I’m all for competition, in fact I love it. It’s important for a variety of reasons the least of which is that competition often brings out the truth about how you can improve your product; and it can motivate your team to work harder. Having said that, when your competition starts “winning” deals by simply buying business, a red flag should go up: for you, your customers, and everyone who is impacted by your business.
This past quarter, my company lost out on two significant projects — significant to us, but not for the reason you might think. Projects are won and projects are lost; that happens in the business world, but the reason why these two carried so much weight from our perspective was the way we lost them.
We were underbid. Not just by a little, but a lot: 50 percent, in fact.
Think about that: half of your standard revenue would be gone, but you’d spend your standard resources to fulfill the job. Some customers will always bite at the lowest price, but what do they lose when they choose an extreme low bid over options with established reputations? Quality, customer service, reputation, relationship, scalability, and all of those other factors get thrown by the wayside for everyone involved when prices are underbid by 50 percent.
The more I thought about it, the more the practice worried me — not as an individual business owner, but as someone that’s actively involved in our industry and the business community as a whole. I took a deep dive into the topic, and no matter how I looked at it, I kept coming to the same conclusion. It’s fine and expected to bid competitively on price, but things turn into a severe underbidding war, the collateral damage includes both your company and the your industry as a whole. Here are five reasons why:
Profit margins are all about input and output. If there’s less input, then your profit margin suffers, and that’s not a sustainable business strategy. Think about the things impacted over the long haul: overhead, quality control, product/service development, customer service, etc. All of these critical items are eventually compromised because of extremely low bidding. Some early-stage companies may think that it’s a viable practice to do whatever it takes to “win” business (and maybe you need to do this with your first 5 to 10 customers to prove out your model and get some wins) but this does not scale. In fact, for SaaS margins and bookings ACV (Annual Contract Values) are more important.

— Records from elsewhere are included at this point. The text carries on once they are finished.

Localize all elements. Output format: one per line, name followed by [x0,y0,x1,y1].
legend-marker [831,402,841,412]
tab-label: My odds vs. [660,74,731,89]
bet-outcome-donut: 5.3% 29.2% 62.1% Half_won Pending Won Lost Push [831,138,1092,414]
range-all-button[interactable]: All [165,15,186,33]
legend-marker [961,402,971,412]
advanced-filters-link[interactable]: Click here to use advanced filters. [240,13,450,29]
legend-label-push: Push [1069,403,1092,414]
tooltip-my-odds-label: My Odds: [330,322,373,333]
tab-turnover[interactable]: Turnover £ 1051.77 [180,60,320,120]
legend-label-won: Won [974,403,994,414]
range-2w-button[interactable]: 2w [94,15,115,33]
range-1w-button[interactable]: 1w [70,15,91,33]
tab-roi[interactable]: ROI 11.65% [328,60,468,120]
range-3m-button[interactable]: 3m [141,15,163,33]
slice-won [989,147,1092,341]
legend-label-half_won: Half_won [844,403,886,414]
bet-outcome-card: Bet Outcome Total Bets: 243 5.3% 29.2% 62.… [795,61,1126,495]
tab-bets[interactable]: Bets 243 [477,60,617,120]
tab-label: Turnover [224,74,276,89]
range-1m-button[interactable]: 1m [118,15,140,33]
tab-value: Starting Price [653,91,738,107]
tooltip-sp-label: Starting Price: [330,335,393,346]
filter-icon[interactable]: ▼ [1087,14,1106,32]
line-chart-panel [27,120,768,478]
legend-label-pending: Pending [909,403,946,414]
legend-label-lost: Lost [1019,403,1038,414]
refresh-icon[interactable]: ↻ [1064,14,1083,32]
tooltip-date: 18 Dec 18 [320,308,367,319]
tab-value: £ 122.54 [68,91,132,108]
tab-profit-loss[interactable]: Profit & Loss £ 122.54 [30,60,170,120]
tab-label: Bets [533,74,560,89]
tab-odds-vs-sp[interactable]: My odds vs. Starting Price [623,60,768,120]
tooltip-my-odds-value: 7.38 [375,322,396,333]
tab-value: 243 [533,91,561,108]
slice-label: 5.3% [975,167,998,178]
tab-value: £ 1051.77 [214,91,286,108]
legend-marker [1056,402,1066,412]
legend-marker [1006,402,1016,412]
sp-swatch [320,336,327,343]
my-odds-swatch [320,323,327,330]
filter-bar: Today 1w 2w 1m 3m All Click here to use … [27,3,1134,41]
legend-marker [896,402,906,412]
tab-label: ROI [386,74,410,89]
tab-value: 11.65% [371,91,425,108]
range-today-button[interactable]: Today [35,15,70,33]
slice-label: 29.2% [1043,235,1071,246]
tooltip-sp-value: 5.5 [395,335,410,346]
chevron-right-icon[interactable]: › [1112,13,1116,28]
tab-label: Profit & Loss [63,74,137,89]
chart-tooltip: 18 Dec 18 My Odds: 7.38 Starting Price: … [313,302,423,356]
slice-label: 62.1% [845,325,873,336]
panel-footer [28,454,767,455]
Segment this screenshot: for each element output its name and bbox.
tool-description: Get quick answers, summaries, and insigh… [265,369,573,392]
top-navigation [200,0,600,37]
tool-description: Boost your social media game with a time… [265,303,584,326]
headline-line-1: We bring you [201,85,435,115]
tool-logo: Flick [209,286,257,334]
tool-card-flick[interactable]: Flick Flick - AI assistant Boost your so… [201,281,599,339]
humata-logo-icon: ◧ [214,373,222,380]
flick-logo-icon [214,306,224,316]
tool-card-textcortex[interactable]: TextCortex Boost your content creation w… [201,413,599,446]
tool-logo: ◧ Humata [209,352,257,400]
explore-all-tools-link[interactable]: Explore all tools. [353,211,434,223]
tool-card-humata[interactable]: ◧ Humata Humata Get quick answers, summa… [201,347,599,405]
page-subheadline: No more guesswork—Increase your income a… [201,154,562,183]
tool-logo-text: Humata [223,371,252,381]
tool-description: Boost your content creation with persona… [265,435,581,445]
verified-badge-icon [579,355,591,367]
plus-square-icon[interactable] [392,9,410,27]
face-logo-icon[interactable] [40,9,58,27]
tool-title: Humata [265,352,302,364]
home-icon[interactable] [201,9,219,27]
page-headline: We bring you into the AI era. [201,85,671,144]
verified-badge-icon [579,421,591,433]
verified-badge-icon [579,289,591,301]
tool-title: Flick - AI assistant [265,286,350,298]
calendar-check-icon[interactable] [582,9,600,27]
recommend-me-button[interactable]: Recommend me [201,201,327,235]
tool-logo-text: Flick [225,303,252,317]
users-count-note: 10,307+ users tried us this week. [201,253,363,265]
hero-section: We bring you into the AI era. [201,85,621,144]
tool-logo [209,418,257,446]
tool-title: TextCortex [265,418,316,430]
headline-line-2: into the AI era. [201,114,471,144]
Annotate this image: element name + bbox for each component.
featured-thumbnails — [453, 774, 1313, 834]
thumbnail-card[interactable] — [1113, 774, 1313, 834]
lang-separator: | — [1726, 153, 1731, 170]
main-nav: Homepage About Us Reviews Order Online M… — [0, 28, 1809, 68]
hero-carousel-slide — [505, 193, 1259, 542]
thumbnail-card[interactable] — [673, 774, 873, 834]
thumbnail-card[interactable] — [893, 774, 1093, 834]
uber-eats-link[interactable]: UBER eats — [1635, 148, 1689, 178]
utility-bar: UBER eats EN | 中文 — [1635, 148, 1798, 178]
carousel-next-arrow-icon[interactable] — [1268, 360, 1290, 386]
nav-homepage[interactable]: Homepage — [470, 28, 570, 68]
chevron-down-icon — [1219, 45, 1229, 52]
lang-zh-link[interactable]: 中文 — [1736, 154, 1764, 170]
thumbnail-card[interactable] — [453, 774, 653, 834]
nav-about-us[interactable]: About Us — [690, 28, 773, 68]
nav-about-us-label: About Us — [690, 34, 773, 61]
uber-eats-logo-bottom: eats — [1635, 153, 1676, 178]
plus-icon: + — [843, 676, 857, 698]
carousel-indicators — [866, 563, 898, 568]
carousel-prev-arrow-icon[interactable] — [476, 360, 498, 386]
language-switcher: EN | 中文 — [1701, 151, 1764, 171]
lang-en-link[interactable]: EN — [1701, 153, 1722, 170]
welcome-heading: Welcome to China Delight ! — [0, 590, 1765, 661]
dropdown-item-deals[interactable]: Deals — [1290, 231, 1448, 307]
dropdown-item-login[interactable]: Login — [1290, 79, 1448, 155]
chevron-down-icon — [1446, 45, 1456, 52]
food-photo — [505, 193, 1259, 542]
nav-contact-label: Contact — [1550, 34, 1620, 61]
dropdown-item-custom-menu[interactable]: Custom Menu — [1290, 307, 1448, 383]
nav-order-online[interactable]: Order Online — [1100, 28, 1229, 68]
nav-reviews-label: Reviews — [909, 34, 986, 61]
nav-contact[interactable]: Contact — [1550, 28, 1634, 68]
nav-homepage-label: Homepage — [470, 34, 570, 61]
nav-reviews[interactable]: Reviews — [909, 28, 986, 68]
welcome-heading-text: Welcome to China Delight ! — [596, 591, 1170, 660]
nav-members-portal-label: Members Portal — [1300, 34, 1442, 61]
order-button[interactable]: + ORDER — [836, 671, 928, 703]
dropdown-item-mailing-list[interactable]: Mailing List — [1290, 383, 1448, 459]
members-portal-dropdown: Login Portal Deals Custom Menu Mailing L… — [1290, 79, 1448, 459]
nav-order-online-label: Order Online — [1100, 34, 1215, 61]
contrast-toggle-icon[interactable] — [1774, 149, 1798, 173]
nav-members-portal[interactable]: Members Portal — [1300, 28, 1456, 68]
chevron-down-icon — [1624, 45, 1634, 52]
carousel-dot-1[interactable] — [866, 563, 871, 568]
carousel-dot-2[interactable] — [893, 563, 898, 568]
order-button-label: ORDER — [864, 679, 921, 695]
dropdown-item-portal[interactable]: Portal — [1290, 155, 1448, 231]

Employee morale can make the difference between a successful company and one on life support. So how are employees supposed to take it if they hear that the company is using this strategy? Simple logic dictates that it will raise anything from questions to doubts, and that could lead to loss of motivation or even loss of talent, and that puts an anchor on your long-term viability. Your engineering and product team is working hard on building an amazing product, and rest assured when they see you giving away the platform for “free” it will get to them.
Some businesses do make purchase decisions based solely on cost. These businesses eventually either go away due to poor quality control or they get burned by poor quality, and then decide to look at the bigger picture when deciding. If you develop a reputation for being the "cheap" option, you may see a short-term spike in contracts, but as resources become limited and value suffers, word will get around and competitors with greater means of talent retention and quality control will start to get the work.
I have often noticed that customers do not always want to work with the lowest price vendor, but the one that provides the best service. The same way it puts up a red flag within your company, it will likely bite you in the ass outside of your four walls.
For businesses that run on regular and renewable contracts (i.e. a SaaS application), the low-bid model introduces a variety of problems. If it's a low-bid month-to-month contract, there's no option to recognize it as an annual contract, which is a necessity in the industry. Also, what happens if you underbid a price and that leaks out to your other customers? Will you deal with the hassle of renegotiation, set a new universal price point, or try to find another way to appease them? You may have won a new contract, but that contract also opens a Pandora's Box of business problems.
In business, companies are often guilty of employing copycat strategies as a reaction. Now imagine if a small but significant percentage of companies used this extreme low bidding method to win business. Suddenly, the market price has recalibrated but expenses and overhead have not. That means resources are drained to compensate employees, thus leading to frustration and burnout. How can an industry grow if it shoots itself in the foot over and over?
Instead of focusing purely on bid price, the conversation should turn to other value propositions. What does your company do that distinguishes itself from the competition? What does your company history and industry reputation say about you? What do you do to spur internal innovation, and how has that pushed your company offerings? What kind of resources do you dedicate to customer relationship management?
Price is always going to be a big part of any bidding process, but it doesn’t have to be the only factor. By eliminating extreme underbidding and focusing on competitive overall value, we lift our respective industries as a whole — and that’s truly good for business.